Jesse Stone producer says verdict pending on Nova Scotia film incentive

As Stephen McNeil's government continues to revamp its incentives for the animation, film and TV industry, their efforts have yet to persuade one Hollywood producer lured to Nova Scotia a decade ago.

Tax credit debacle means producer of Tom Selleck's series won't commit to return to province

Tom Selleck has starred in the Jesse Stone movie series since 2005. The series is shot in Nova Scotia and the ninth instalment resumed shooting in Halifax earlier this week. (Carlo Allegri/Associated Press)

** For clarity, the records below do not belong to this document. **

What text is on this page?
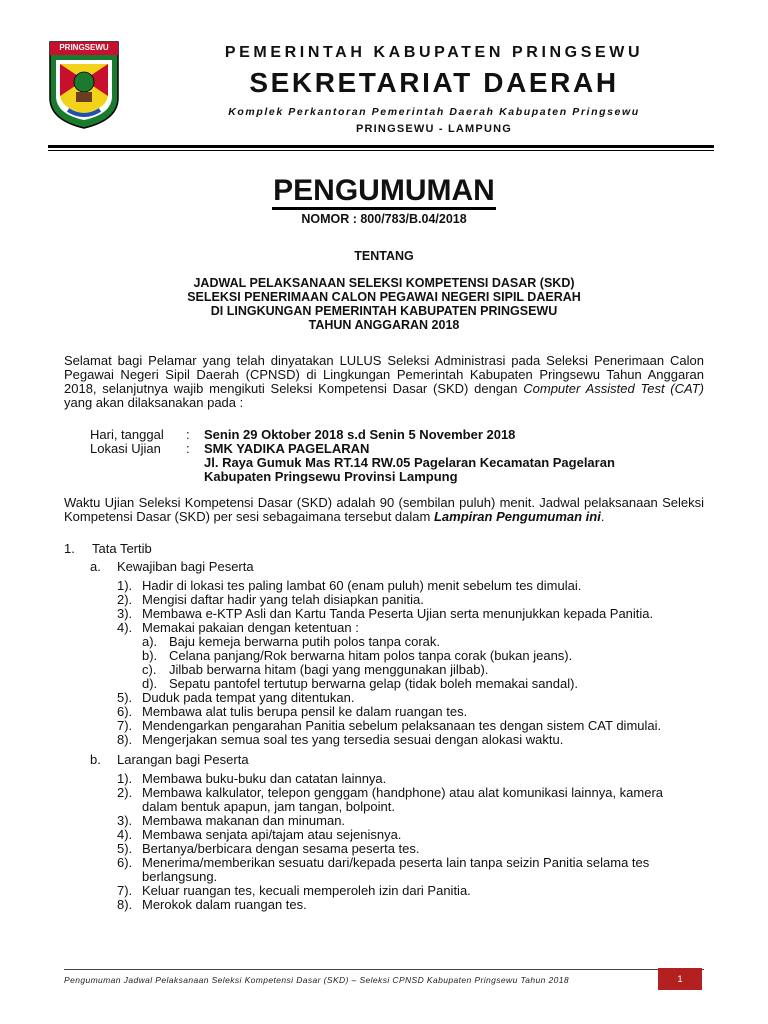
PRINGSEWU	PEMERINTAH KABUPATEN PRINGSEWU
SEKRETARIAT DAERAH
Komplek Perkantoran Pemerintah Daerah Kabupaten Pringsewu
PRINGSEWU - LAMPUNG
PENGUMUMAN
NOMOR : 800/783/B.04/2018
TENTANG
JADWAL PELAKSANAAN SELEKSI KOMPETENSI DASAR (SKD)
SELEKSI PENERIMAAN CALON PEGAWAI NEGERI SIPIL DAERAH
DI LINGKUNGAN PEMERINTAH KABUPATEN PRINGSEWU
TAHUN ANGGARAN 2018
Selamat bagi Pelamar yang telah dinyatakan LULUS Seleksi Administrasi pada Seleksi Penerimaan Calon Pegawai Negeri Sipil Daerah (CPNSD) di Lingkungan Pemerintah Kabupaten Pringsewu Tahun Anggaran 2018, selanjutnya wajib mengikuti Seleksi Kompetensi Dasar (SKD) dengan Computer Assisted Test (CAT) yang akan dilaksanakan pada :
Hari, tanggal	: Senin 29 Oktober 2018 s.d Senin 5 November 2018
Lokasi Ujian	: SMK YADIKA PAGELARAN
Jl. Raya Gumuk Mas RT.14 RW.05 Pagelaran Kecamatan Pagelaran
Kabupaten Pringsewu Provinsi Lampung
Waktu Ujian Seleksi Kompetensi Dasar (SKD) adalah 90 (sembilan puluh) menit. Jadwal pelaksanaan Seleksi Kompetensi Dasar (SKD) per sesi sebagaimana tersebut dalam Lampiran Pengumuman ini.
1. Tata Tertib
a. Kewajiban bagi Peserta
1). Hadir di lokasi tes paling lambat 60 (enam puluh) menit sebelum tes dimulai.
2). Mengisi daftar hadir yang telah disiapkan panitia.
3). Membawa e-KTP Asli dan Kartu Tanda Peserta Ujian serta menunjukkan kepada Panitia.
4). Memakai pakaian dengan ketentuan :
a). Baju kemeja berwarna putih polos tanpa corak.
b). Celana panjang/Rok berwarna hitam polos tanpa corak (bukan jeans).
c). Jilbab berwarna hitam (bagi yang menggunakan jilbab).
d). Sepatu pantofel tertutup berwarna gelap (tidak boleh memakai sandal).
5). Duduk pada tempat yang ditentukan.
6). Membawa alat tulis berupa pensil ke dalam ruangan tes.
7). Mendengarkan pengarahan Panitia sebelum pelaksanaan tes dengan sistem CAT dimulai.
8). Mengerjakan semua soal tes yang tersedia sesuai dengan alokasi waktu.
b. Larangan bagi Peserta
1). Membawa buku-buku dan catatan lainnya.
2). Membawa kalkulator, telepon genggam (handphone) atau alat komunikasi lainnya, kamera
dalam bentuk apapun, jam tangan, bolpoint.
3). Membawa makanan dan minuman.
4). Membawa senjata api/tajam atau sejenisnya.
5). Bertanya/berbicara dengan sesama peserta tes.
6). Menerima/memberikan sesuatu dari/kepada peserta lain tanpa seizin Panitia selama tes
berlangsung.
7). Keluar ruangan tes, kecuali memperoleh izin dari Panitia.
8). Merokok dalam ruangan tes.
Pengumuman Jadwal Pelaksanaan Seleksi Kompetensi Dasar (SKD) – Seleksi CPNSD Kabupaten Pringsewu Tahun 2018	1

As Stephen McNeil's government continues to revamp its incentives for the animation, film and TV industry, their efforts have yet to persuade one Hollywood producer lured to Nova Scotia a decade ago.

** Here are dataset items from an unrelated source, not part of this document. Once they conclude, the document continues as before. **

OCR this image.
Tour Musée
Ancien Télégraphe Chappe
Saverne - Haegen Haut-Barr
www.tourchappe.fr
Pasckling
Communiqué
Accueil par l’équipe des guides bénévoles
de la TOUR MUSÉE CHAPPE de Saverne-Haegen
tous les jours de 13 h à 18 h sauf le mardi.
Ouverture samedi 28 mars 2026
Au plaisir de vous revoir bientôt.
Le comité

"Producers such as myself require more information from the Nova Scotia government before we can/will make our decisions as to whether it makes financial sense to return to the province," Steven Brandman, a producer of the Jesse Stone movie series starring Tom Selleck, wrote in an email to CBC News.

The series has been shot in Nova Scotia since 2005 and the ninth instalment resumed shooting in Halifax this week.

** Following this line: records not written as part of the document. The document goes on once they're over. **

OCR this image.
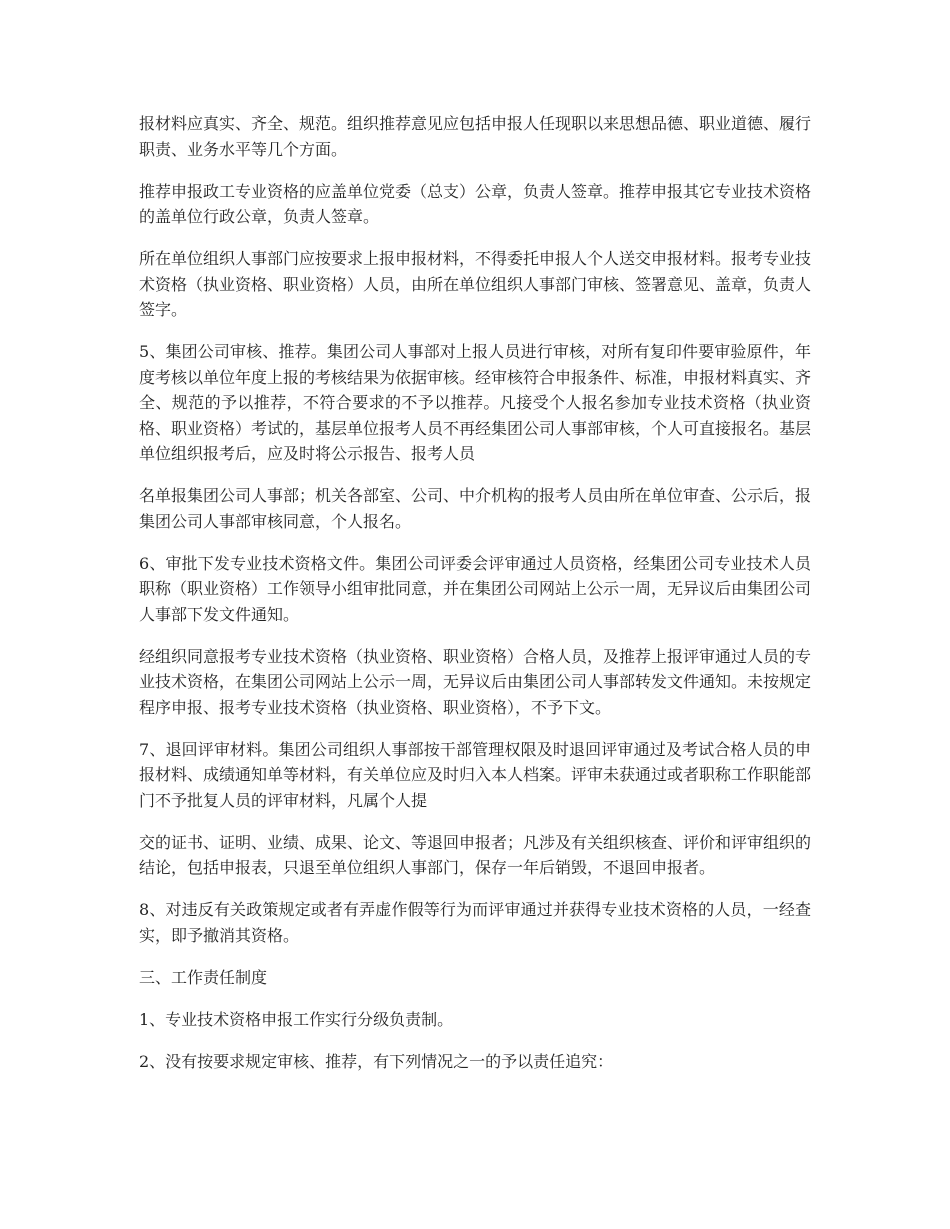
报材料应真实、齐全、规范。组织推荐意见应包括申报人任现职以来思想品德、职业道德、履行职责、业务水平等几个方面。

推荐申报政工专业资格的应盖单位党委（总支）公章，负责人签章。推荐申报其它专业技术资格的盖单位行政公章，负责人签章。

所在单位组织人事部门应按要求上报申报材料，不得委托申报人个人送交申报材料。报考专业技术资格（执业资格、职业资格）人员，由所在单位组织人事部门审核、签署意见、盖章，负责人签字。

5、集团公司审核、推荐。集团公司人事部对上报人员进行审核，对所有复印件要审验原件，年度考核以单位年度上报的考核结果为依据审核。经审核符合申报条件、标准，申报材料真实、齐全、规范的予以推荐，不符合要求的不予以推荐。凡接受个人报名参加专业技术资格（执业资格、职业资格）考试的，基层单位报考人员不再经集团公司人事部审核，个人可直接报名。基层单位组织报考后，应及时将公示报告、报考人员

名单报集团公司人事部；机关各部室、公司、中介机构的报考人员由所在单位审查、公示后，报集团公司人事部审核同意，个人报名。

6、审批下发专业技术资格文件。集团公司评委会评审通过人员资格，经集团公司专业技术人员职称（职业资格）工作领导小组审批同意，并在集团公司网站上公示一周，无异议后由集团公司人事部下发文件通知。

经组织同意报考专业技术资格（执业资格、职业资格）合格人员，及推荐上报评审通过人员的专业技术资格，在集团公司网站上公示一周，无异议后由集团公司人事部转发文件通知。未按规定程序申报、报考专业技术资格（执业资格、职业资格），不予下文。

7、退回评审材料。集团公司组织人事部按干部管理权限及时退回评审通过及考试合格人员的申报材料、成绩通知单等材料，有关单位应及时归入本人档案。评审未获通过或者职称工作职能部门不予批复人员的评审材料，凡属个人提

交的证书、证明、业绩、成果、论文、等退回申报者；凡涉及有关组织核查、评价和评审组织的结论，包括申报表，只退至单位组织人事部门，保存一年后销毁，不退回申报者。

8、对违反有关政策规定或者有弄虚作假等行为而评审通过并获得专业技术资格的人员，一经查实，即予撤消其资格。

三、工作责任制度

1、专业技术资格申报工作实行分级负责制。

2、没有按要求规定审核、推荐，有下列情况之一的予以责任追究：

Brandman appeared at a large demonstration at the Nova Scotia legislature last month, warning a budget measure slashing the province's film tax credit would drive productions out of the province.

The film tax credit paid up to 65 per cent of wages for productions in the province.

The Liberal government announced in its spring budget that it was cutting the credit by 75 per cent, saying it could not afford the $24-million annual cost.

After an outcry, the Liberals scrapped the film tax credit entirely, replacing it with an incentive that pays producers up 25 per cent of all costs incurred in Nova Scotia.

What is unclear is whether the rebate available will be capped and the amount available to the industry.

In a briefing, officials with the provincial Department of Finance have said the total pot of money available for the incentive would be $10 million and indicated individual rebates would be up capped at a maximum of $5 million in production costs.

Since then, the government has been vague — a point made by Brandman in an e-mailed response to CBC News inquiries this week.

"We need to know what caps, if any, will be implemented as well as what caps, if any, will dictate the annual revenue available to the film industry," Brandman wrote.

"Until these realities are determined, I can tell you that there is no way we could further consider Nova Scotia as a shooting location."